After a couple of days off, aircrew were woken early this morning for the ‘usual weekly parade’. The weather was cold and dull.[1] No operations were scheduled, but finally some flying happened for Phil Smith and his crew. It was a training flight to learn the 5 Group ‘Quick Landing Scheme’, the procedure used for recovering the Squadron’s aircraft in a safe and efficient manner following an operation.

The scheme was based around the lights of the Drem System which marked the circuit around an aerodrome. Arriving aircraft would call up on the airfield’s frequency and be told to orbit at specified heights (with newer arrivals ‘stacked up’ above aircraft that had been waiting longer). When it was their turn to join the circuit for landing, aircraft changed to a second frequency to report passing a number of positions around the circuit: ‘Upwind’, ‘Downwind’ and ‘Funnels’. After landing, they reported clear of the runway. The idea was that each following pilot would hear those reports and could therefore keep himself one position behind the one in front in the circuit. As each aircraft left the bottom of the stack circling over the aerodrome, those still waiting above it could be stepped down a level until they were at the bottom, and therefore next to join the circuit. It sounds complicated, but in practice worked very simply and effectively in reducing the risk of collisions over base and had an added benefit of speeding up the process so aircraft needed to wait as short a time as possible before landing. To learn the scheme, pilots attended a lecture in the classroom, and then a “demonstration on the ground with officers walking around an oval and calling at the checkpoints”.[2] Finally they gave it a try in the air. Phil Smith’s logbook records flying for almost an hour in Lancaster DB372.[3]

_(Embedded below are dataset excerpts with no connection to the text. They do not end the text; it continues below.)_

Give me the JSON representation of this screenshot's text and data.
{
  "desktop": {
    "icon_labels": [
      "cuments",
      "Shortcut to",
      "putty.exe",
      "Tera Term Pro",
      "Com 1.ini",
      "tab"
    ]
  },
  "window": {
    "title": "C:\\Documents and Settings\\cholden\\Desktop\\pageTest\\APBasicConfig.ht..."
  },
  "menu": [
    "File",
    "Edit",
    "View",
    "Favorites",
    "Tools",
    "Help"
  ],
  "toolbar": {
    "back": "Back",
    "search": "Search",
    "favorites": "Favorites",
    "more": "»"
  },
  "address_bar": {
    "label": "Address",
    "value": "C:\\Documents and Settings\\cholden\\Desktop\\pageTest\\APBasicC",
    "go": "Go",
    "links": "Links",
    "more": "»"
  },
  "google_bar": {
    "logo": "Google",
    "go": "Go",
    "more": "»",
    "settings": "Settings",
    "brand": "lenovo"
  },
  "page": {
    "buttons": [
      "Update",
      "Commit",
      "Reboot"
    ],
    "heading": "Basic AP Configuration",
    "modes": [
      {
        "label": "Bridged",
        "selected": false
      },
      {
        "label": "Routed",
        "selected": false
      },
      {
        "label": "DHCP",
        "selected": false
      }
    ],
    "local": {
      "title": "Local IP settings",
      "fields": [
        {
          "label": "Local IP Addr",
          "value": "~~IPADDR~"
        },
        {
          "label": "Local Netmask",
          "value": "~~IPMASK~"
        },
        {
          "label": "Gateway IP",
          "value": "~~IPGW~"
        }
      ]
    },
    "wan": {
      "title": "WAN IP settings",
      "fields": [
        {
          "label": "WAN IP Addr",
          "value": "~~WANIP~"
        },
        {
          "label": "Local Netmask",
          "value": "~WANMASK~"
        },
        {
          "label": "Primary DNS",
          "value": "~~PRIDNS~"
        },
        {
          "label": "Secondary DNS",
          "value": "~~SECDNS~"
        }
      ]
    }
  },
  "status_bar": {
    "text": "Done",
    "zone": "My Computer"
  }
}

RAF Waddington Flying Control. From the Waddington Collection, RAF Waddington heritage Centre
RAF Waddington Flying Control. From the Waddington Collection, RAF Waddington heritage Centre

In the afternoon, the crew saw a lecture on “Raid Damage to Germany”, delivered by a visiting officer called Squadron Leader Morris.[4]

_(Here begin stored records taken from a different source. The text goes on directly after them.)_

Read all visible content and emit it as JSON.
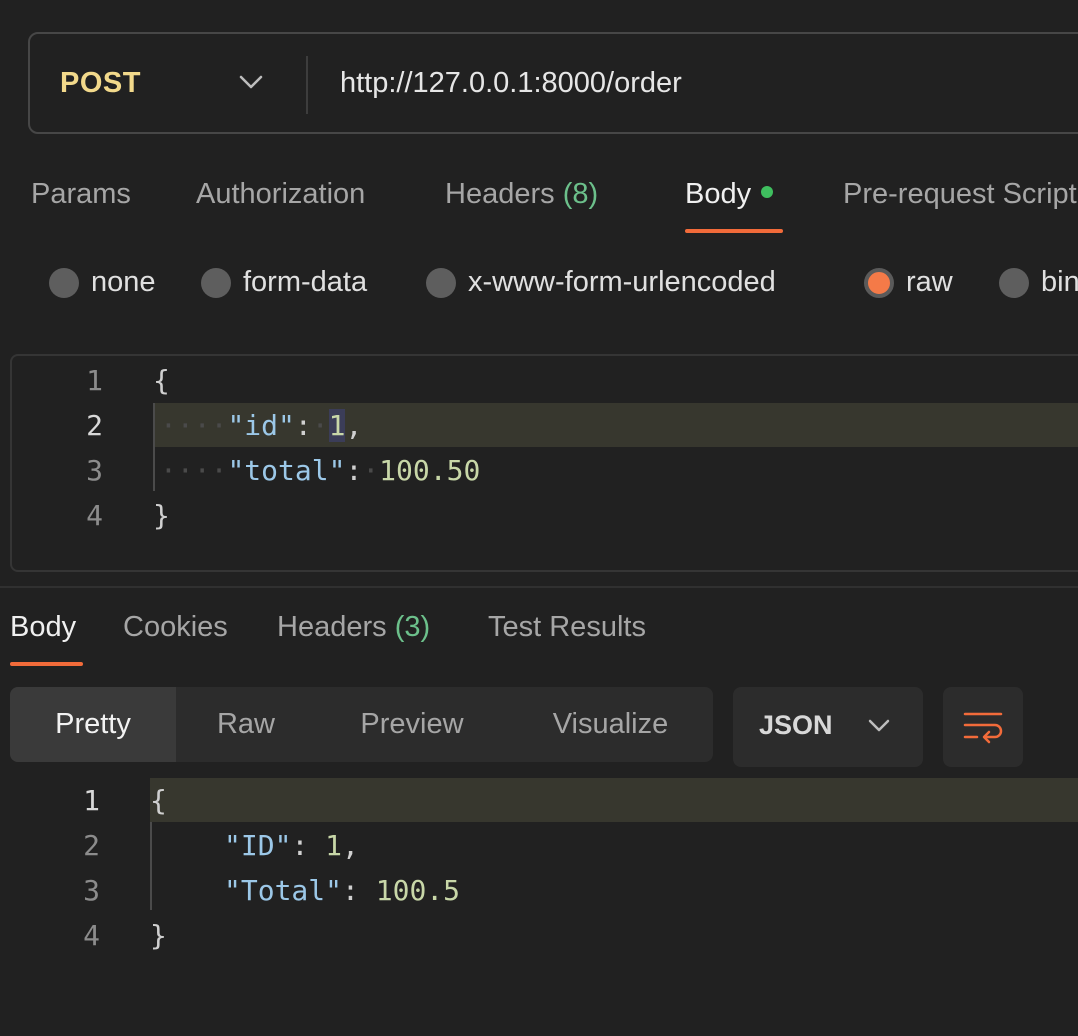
{
  "request": {
    "method": "POST",
    "url": "http://127.0.0.1:8000/order"
  },
  "request_tabs": {
    "params": "Params",
    "authorization": "Authorization",
    "headers": "Headers",
    "headers_count": "(8)",
    "body": "Body",
    "pre_request": "Pre-request Script"
  },
  "body_types": {
    "none": "none",
    "form_data": "form-data",
    "urlencoded": "x-www-form-urlencoded",
    "raw": "raw",
    "binary": "binary",
    "selected": "raw"
  },
  "request_body": {
    "line_numbers": [
      "1",
      "2",
      "3",
      "4"
    ],
    "open_brace": "{",
    "close_brace": "}",
    "id_key": "\"id\"",
    "id_value": "1",
    "total_key": "\"total\"",
    "total_value": "100.50"
  },
  "response_tabs": {
    "body": "Body",
    "cookies": "Cookies",
    "headers": "Headers",
    "headers_count": "(3)",
    "test_results": "Test Results"
  },
  "view_modes": {
    "pretty": "Pretty",
    "raw": "Raw",
    "preview": "Preview",
    "visualize": "Visualize",
    "selected": "Pretty"
  },
  "format_select": "JSON",
  "response_body": {
    "line_numbers": [
      "1",
      "2",
      "3",
      "4"
    ],
    "open_brace": "{",
    "close_brace": "}",
    "id_key": "\"ID\"",
    "id_value": "1",
    "total_key": "\"Total\"",
    "total_value": "100.5"
  },
  "colors": {
    "method": "#f2d98b",
    "accent": "#f26b3a",
    "count": "#6cc08b",
    "json_key": "#9cc8e8",
    "json_number": "#c8d7a8"
  },
  "icons": [
    "chevron-down-icon",
    "status-dot-icon",
    "wrap-lines-icon"
  ]
}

Later in the evening Gil Pate sat down and wrote a letter to his mother.[5] Like his pilot, he recently received a parcel of goodies from home, and was particularly looking forward to getting stuck into the Christmas cake that was in it.

Meanwhile, Bomber Command sent 23 Mosquitoes to attack various targets in Germany. One ditched in the ocean on the way home and one other was lost without trace.[6]

This post is part of a series called 467 Postblog, posted in real time to mark the 70th anniversary of the crew of B for Baker while they were on operational service with 467 Squadron at RAF Waddington, Lincolnshire. See this link for an in-depth explanation of the series, and this one for full citations of sources used throughout it. © 2014 Adam Purcell


[1] 467 and 437 Squadron ORBs, 08JAN44

[2] Description of the 5 Group Quick Landing Scheme is in Conway 1995, p.123

[3] This flight is referred to as ‘Quick Landing Practice’ in Phil Smith’s logbook. In Jack Purcell’s it is shown as a ‘N.F.T.’, or Night Flying Test – I suppose for the navigator it would have felt much the same!